Reinsurance
Terms

  • Declaratory Judgment

    A decision by a court in a proceeding, which can be brought by either the insurer or the insured, to determine the rights of the parties. In insurance, for example, a court decision may be sought to determine whether an insurance company has an obligation to defend, indemnify or pay on behalf of its insured policyholder under a policy with regard to a particular loss or losses.

  • Deemed (Or So Deemed)

    A condition which is said to exist by agreement between the parties even though it may not exist in fact (e.g., "all policy limits greater than $1,000,000 are to be reinsured on a pro rata facultative basis, or be so deemed.") To deem means to treat as if.

  • Deficit

    As used in reinsurance, any excess of charges over credits at the end of any accounting period (which excess shall be a charge in the computation of the contingent commission for the succeeding period, or in computing various experience-rated reinsurance arrangements).

  • Deposit Premium

    When the terms of a treaty provide that the ultimate premium is to be determined at some time after the treaty has been written, the reinsurer may require a tentative or a deposit premium at the beginning.

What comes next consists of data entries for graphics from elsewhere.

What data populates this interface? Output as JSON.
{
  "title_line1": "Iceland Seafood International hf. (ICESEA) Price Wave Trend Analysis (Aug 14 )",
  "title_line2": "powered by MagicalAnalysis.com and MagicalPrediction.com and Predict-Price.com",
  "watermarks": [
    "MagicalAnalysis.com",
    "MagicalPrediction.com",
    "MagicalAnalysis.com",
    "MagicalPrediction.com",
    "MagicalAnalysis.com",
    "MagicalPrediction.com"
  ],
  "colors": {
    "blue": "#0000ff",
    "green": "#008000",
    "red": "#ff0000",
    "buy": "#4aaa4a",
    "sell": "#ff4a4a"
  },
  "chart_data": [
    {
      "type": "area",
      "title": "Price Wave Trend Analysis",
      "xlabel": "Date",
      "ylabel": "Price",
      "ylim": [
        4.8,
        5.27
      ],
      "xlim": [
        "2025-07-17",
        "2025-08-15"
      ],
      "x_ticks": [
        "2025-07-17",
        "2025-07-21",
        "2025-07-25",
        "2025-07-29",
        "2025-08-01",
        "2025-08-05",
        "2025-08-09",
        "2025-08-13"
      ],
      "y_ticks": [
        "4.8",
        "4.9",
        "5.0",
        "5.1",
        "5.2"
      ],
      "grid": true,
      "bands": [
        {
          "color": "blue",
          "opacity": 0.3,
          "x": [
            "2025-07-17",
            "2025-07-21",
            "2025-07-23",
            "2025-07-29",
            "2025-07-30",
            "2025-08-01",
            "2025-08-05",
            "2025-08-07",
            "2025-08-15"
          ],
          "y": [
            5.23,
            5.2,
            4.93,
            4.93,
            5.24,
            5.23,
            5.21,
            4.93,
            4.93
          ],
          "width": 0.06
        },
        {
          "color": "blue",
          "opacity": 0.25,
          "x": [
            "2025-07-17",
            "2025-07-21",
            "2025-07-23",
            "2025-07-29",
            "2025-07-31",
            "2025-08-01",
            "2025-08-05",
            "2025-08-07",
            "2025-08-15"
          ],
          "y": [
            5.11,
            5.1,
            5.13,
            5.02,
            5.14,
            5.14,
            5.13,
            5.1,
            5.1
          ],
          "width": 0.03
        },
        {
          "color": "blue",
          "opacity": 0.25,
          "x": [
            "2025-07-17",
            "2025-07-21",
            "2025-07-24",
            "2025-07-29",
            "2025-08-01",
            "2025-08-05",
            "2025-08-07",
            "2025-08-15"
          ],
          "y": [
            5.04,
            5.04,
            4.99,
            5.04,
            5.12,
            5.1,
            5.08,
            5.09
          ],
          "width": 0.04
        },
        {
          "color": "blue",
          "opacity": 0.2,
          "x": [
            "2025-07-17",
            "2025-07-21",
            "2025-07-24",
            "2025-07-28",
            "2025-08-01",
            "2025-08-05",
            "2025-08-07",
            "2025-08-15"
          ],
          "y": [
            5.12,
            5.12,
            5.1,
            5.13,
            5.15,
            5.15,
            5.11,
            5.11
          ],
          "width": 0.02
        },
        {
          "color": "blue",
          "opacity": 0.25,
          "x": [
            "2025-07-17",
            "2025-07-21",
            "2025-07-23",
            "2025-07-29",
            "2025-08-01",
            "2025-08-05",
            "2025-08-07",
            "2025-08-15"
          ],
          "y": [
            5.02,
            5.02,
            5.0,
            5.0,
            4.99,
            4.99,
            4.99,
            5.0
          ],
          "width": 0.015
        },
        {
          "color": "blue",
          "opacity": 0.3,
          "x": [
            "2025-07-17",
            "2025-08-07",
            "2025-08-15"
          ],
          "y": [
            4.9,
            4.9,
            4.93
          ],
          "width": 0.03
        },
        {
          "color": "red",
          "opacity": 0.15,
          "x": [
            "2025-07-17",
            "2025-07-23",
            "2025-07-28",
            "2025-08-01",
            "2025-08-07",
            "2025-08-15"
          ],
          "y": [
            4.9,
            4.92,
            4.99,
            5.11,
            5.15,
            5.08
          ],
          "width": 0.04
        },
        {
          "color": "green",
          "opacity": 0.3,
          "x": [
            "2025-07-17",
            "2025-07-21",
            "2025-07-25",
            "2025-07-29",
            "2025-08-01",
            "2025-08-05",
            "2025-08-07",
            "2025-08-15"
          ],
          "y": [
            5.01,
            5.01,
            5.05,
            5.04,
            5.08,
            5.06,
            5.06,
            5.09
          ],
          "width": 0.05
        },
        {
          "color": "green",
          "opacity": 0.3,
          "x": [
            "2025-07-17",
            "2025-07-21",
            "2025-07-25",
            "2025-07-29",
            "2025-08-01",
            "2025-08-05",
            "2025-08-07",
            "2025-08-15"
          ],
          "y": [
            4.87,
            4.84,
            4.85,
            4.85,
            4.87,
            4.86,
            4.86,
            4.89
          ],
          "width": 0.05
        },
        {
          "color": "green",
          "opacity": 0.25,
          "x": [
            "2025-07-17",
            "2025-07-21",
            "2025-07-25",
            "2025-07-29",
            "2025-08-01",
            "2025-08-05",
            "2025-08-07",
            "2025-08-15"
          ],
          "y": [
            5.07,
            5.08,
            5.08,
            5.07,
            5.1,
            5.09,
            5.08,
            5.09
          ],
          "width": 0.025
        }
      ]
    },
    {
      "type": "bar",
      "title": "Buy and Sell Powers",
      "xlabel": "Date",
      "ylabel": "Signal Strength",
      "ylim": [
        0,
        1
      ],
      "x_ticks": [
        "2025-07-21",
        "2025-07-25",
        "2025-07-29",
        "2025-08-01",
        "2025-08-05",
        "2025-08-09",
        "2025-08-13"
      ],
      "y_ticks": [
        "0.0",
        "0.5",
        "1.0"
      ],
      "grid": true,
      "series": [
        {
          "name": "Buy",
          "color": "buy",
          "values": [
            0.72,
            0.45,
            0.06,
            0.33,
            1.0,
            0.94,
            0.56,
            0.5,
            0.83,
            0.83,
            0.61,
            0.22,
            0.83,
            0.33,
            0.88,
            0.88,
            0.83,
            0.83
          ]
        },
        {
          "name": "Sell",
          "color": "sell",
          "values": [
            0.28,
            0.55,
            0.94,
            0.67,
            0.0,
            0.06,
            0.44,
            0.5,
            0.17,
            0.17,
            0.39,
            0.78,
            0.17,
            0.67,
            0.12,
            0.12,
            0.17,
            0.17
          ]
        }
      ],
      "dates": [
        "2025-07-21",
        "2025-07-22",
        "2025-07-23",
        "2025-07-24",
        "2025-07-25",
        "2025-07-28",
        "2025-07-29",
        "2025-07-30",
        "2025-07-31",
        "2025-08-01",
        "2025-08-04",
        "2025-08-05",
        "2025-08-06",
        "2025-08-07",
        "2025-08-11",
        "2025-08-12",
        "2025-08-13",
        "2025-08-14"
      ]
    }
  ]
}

The tentative premium is readjusted when the actual earned charge has been determined. See Advance Premium.

  • Direct Action Statute

    A provision in a state's law allowing a third party to cut through the insured or insurer to the insurer or reinsurer.

  • Direct Writer

    1. In reinsurance, a reinsurer which negotiates with a ceding company without benefit of an intermediary or broker.
    2. In insurance, a primary insurer that sells insurance through licensed agents who produce business essentially for no other organizations.
  • Direct Written Premium

    The gross premium income (written instead of earned) of a primary company, adjusted for additional or return premiums but before deducting any premiums for reinsurance ceded, and not including any premiums for reinsurance assumed.

  • Domestic Company

    An insurer conducting business in its domiciliary state from which it received its charter to write insurance, as opposed to a foreign company (which is an insurer conducting business in a state other than its domiciliary state), or an alien company (which is an insurer domiciled outside the U.S. while conducting business within the U.S.).

  • Drop-Down Coverage

    In reinsurance, a method of structuring the retention and limit of a particular layer of a property catastrophe excess reinsurance program so that, in the event that a loss (or losses) exhausts the reinsurance limit in a stated lower layer, the unexhausted limit of the highest upper layer would drop down to respond to subsequent loss(es) during the same contract period as a replacement for the lower layer. Such a method is often referred to as "top-and-drop" coverage. For example, if the first layer of $10 million xs (excess) $10 million in a program of $140 million xs $10 million were exhausted, the top layer (for this example, $10 million xs $140 million) will drop down and provide $10 million xs $10 million for a negotiated number of additional occurrences. Another use of drop-down coverage may occur within the first catastrophe layer, wherein the loss retention in a contract drops after the first loss and the layer limit then expands. For a different example, if the first layer coverage were $1 million xs $1 million and a loss in excess of $1 million occurred, provision would be made for the retention to drop to a lesser amount, such as $750,000, and for the limit to expand to $1,250,000 for the second and subsequent losses in the same period, but subject to the annual aggregate limit as negotiated.